The California brief asserts that states and localities have “a vital interest” in the productive use of land. Therefore, they suggest we are wrong to worry that the ability to evade compensation will lead to overregulation. This answer overlooks the whole point of our argument. We agree that states as a whole have an interest in the efficient use of land. But that interest often gets ignored by individual localities and regulators when they don’t have to pay for the costs they impose on landowners.
California’s position is similar to saying that we don’t need to worry about state and local overregulation of speech because state governments have an interest in promoting a robust marketplace of ideas. States do indeed have such an interest. But individual officials will often ignore that interest when it conflicts with their desire to suppress their critics, or to censor speech that is disliked by politically influential constituencies. Similarly, state and local officials often enact inefficient land-use restrictions when it is in their narrow self-interest to do so, or when it benefits politically powerful groups. This is particularly likely to happen if state authorities are not required to pay the cost of the regulations they adopt, but can instead impose them on landowners who lack political influence. If we skew economic incentives by allowing governments to shift the costs of their regulations to others, the “vital interest” in efficient land use will often get lost in the shuffle.
Lastly, California criticizes our argument that aggregation of contiguous parcels would make state land vulnerable to uncompensated takings by the federal government, and suggests that our position would “hamstring States” in their regulatory efforts. They contend that there is no risk of federal overreach because, supposedly, the federal government has not engaged in such mischief so far.
Up to this point, some forms of aggressive federal action against state and private property might well have been deterred by fear that they will have to pay compensation. For reasons we cover in our brief (25-28), allowing aggregation of contiguous parcels would greatly diminish that risk, and incentivize federal overreaching. As we also note in the brief, similar overreaching has already occurred in such cases as Arkansas Game and Fish Commission v. United States, where the federal government inflicted massive recurring flood damage on state-owned land, and hoped to get away with paying no compensation by claiming that the flooding did not amount to a taking. If the feds are willing to engage in such shenanigans even when it comes to “physical invasion” takings (where judicial doctrine is more protective of property rights than in the case of regulatory takings), they are unlikely to avoid the temptation to do so in regulatory takings cases, if given the opportunity.

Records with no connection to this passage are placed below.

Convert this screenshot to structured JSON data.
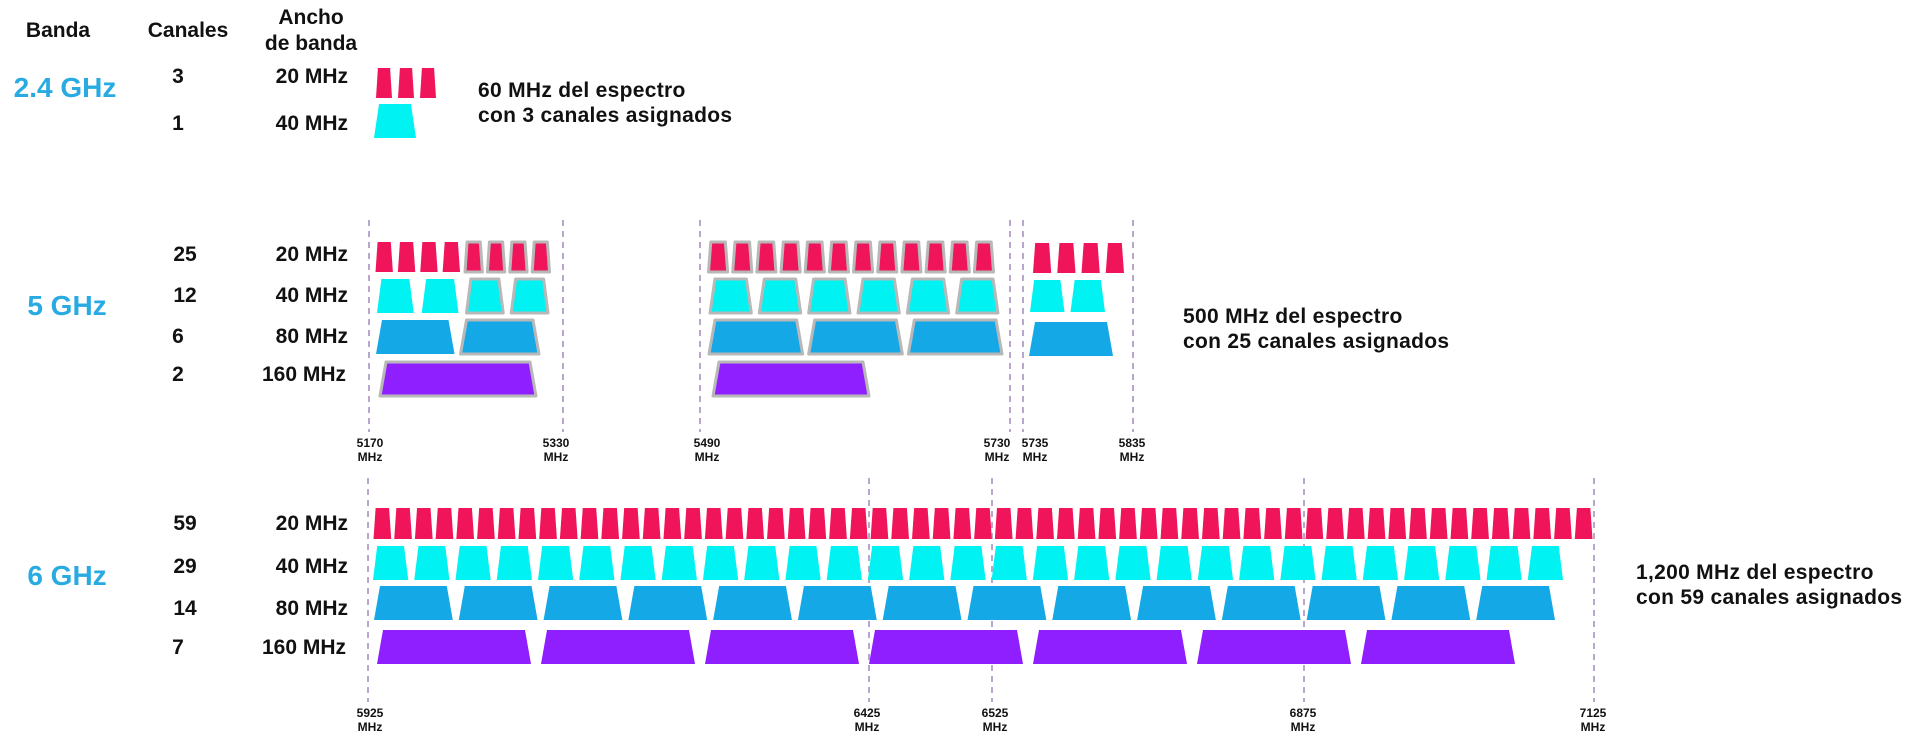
{
  "headers": {
    "band": "Banda",
    "channels": "Canales",
    "bandwidth_line1": "Ancho",
    "bandwidth_line2": "de banda"
  },
  "colors": {
    "band_label": "#29abe2",
    "w20": "#f0145a",
    "w40": "#00f2f2",
    "w80": "#15a8e6",
    "w160": "#8f1fff",
    "dfs_outline": "#b8b8b8",
    "divider": "#b9a6cc"
  },
  "bands": [
    {
      "label": "2.4 GHz",
      "rows": [
        {
          "channels": "3",
          "width": "20 MHz"
        },
        {
          "channels": "1",
          "width": "40 MHz"
        }
      ],
      "note_line1": "60 MHz del espectro",
      "note_line2": "con 3 canales asignados"
    },
    {
      "label": "5 GHz",
      "rows": [
        {
          "channels": "25",
          "width": "20 MHz"
        },
        {
          "channels": "12",
          "width": "40 MHz"
        },
        {
          "channels": "6",
          "width": "80 MHz"
        },
        {
          "channels": "2",
          "width": "160 MHz"
        }
      ],
      "note_line1": "500 MHz del espectro",
      "note_line2": "con 25 canales asignados",
      "ticks": [
        {
          "value": "5170",
          "unit": "MHz"
        },
        {
          "value": "5330",
          "unit": "MHz"
        },
        {
          "value": "5490",
          "unit": "MHz"
        },
        {
          "value": "5730",
          "unit": "MHz"
        },
        {
          "value": "5735",
          "unit": "MHz"
        },
        {
          "value": "5835",
          "unit": "MHz"
        }
      ]
    },
    {
      "label": "6 GHz",
      "rows": [
        {
          "channels": "59",
          "width": "20 MHz"
        },
        {
          "channels": "29",
          "width": "40 MHz"
        },
        {
          "channels": "14",
          "width": "80 MHz"
        },
        {
          "channels": "7",
          "width": "160 MHz"
        }
      ],
      "note_line1": "1,200 MHz del espectro",
      "note_line2": "con 59 canales asignados",
      "ticks": [
        {
          "value": "5925",
          "unit": "MHz"
        },
        {
          "value": "6425",
          "unit": "MHz"
        },
        {
          "value": "6525",
          "unit": "MHz"
        },
        {
          "value": "6875",
          "unit": "MHz"
        },
        {
          "value": "7125",
          "unit": "MHz"
        }
      ]
    }
  ]
}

As for “hamstringing” the states, our position only does so in as much as it requires them to pay compensation for the property they take, regardless of whether the owner happens to own other lots nearby. If the benefits of the states’ regulations are worth the cost they impose, they can still go ahead with them. As discussed at greater length in our brief, the requirement of compensation actually improves the quality of state and local regulation by deterring impositions that create more costs than benefits (21-25).
NOTE: Some of the points made in this post were suggested by Nevada Solicitor General Lawrence VanDyke and Assistant Solicitor General Jordan Smith. However, the post ultimately represents only my own opinion, and does not necessarily reflect the position of the state of Nevada, or the other states that joined our brief.